개별 Likert 척도가 서열척도라도, 여러 Likert 척도의 합은 등간척도이다.

The question, then, is how robust are Likert scales to departures from linear, normal distributions. There are actually three answers. The first, perhaps the least radical, is that (...) But their strongest argument appears to be that while Likert questions or items may well be ordinal, Likert scales, consisting of sums across many items, will be interval.



숫자는 숫자일 뿐이다.

The second approach, as elaborated by Gaito (1980), is that this is not a statistics question at all. The numbers ‘‘don’t know where they came from’’.


컴퓨터는 주어진 숫자에 대한 결론을 주는 것일 뿐이다. 그 숫자에 대한 결론이 틀렸다고 할 수는 없드며, 연구자가 결정해야 할 것은 그 숫자에 대해서 이뤄진 분석이 그 아래 깔려있는 구인(construct)를 잘 반영하는가에 대한 판단이다.

And all the computer can do is draw conclusions about the numbers themselves. So if the numbers are reasonably distributed, we can make inferences about their means, differences or whatever. We cannot, strictly speaking, make further inferences about differences in the underlying, latent, characteristic reflected in the Likert numbers, but this does not invalidate conclusions about the numbers. This is almost a ‘‘reductio ad absurbum’’ argument, and appears to solve the problem by making it someone else’s, but not the statistician’s problem. After all, someone has to decide whether the analysis done on the numbers reflects the underlying constructs, and Gaito provides no support for this inference.


ANOVA나 다른 비슷한 검사에 대해서는 비정규성으로 인해서 생길 수 있는 문제는 앞에서 다뤘다.

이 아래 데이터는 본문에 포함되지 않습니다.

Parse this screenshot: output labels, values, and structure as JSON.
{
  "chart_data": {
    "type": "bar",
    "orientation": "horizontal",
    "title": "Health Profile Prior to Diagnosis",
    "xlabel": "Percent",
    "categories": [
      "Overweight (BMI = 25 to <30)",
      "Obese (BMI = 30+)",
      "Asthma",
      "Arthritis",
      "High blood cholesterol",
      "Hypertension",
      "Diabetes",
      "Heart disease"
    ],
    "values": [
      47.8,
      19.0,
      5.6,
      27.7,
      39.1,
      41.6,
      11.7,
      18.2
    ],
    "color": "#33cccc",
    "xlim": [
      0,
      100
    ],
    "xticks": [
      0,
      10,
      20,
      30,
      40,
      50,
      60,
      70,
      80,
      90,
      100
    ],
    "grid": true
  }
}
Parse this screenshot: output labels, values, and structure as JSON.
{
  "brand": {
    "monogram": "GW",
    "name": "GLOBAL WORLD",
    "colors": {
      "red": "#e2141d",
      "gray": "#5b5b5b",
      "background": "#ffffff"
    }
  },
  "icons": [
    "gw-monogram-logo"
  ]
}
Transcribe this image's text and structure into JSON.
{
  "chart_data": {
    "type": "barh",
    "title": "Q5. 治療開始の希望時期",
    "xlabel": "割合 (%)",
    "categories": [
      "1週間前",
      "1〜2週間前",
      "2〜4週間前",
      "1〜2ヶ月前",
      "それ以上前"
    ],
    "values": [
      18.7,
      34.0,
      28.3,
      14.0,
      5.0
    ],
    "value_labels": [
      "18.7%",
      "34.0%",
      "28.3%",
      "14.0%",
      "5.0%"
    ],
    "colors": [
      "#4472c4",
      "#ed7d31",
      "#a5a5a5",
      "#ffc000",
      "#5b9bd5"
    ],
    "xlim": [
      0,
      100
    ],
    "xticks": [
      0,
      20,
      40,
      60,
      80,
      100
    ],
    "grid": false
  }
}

So let us return to the more empirical approach that has been used to investigate robustness. As we showed earlier, ANOVA and other tests of central tendency are highly robust to things like skewness and non-normality. Since an ordinal distribution amounts to some kind of nonlinear relation between the number and the latent variable, then in my view the answer to the question of robustness with respect to ordinality is essentially answered by the studies cited above showing robustness with respect to non-normality. 


그러나 상관관계나 회귀분석은 어떨까? 여기서는 더 이상 평균의 분포에 대해서 이야기하지 않는다. 여기서는 분포의 양 극단이 어딘가 - 궁극적으로 회귀선을 고정(anchor)하게 되므로 - 가 중요하다. 따라서 skewness나 비정규성이 틀린 답을 줄 수도 있다.

However, when it comes to correlation and regression, this proscription cannot be dealt with quite so easily. The nature of regression and correlation methods is that they inherently deal with variation, not central tendency (Cronbach 1957). We are no longer talking about a distribution of means. Rather, the magnitude of the correlation is sensitive to individual data at the extremes of the distribution, as these ‘‘anchor’’ the regression line. So, conceivably, distortions in the distribution—skewness or non-linearity—could well ‘‘give the wrong answer’’.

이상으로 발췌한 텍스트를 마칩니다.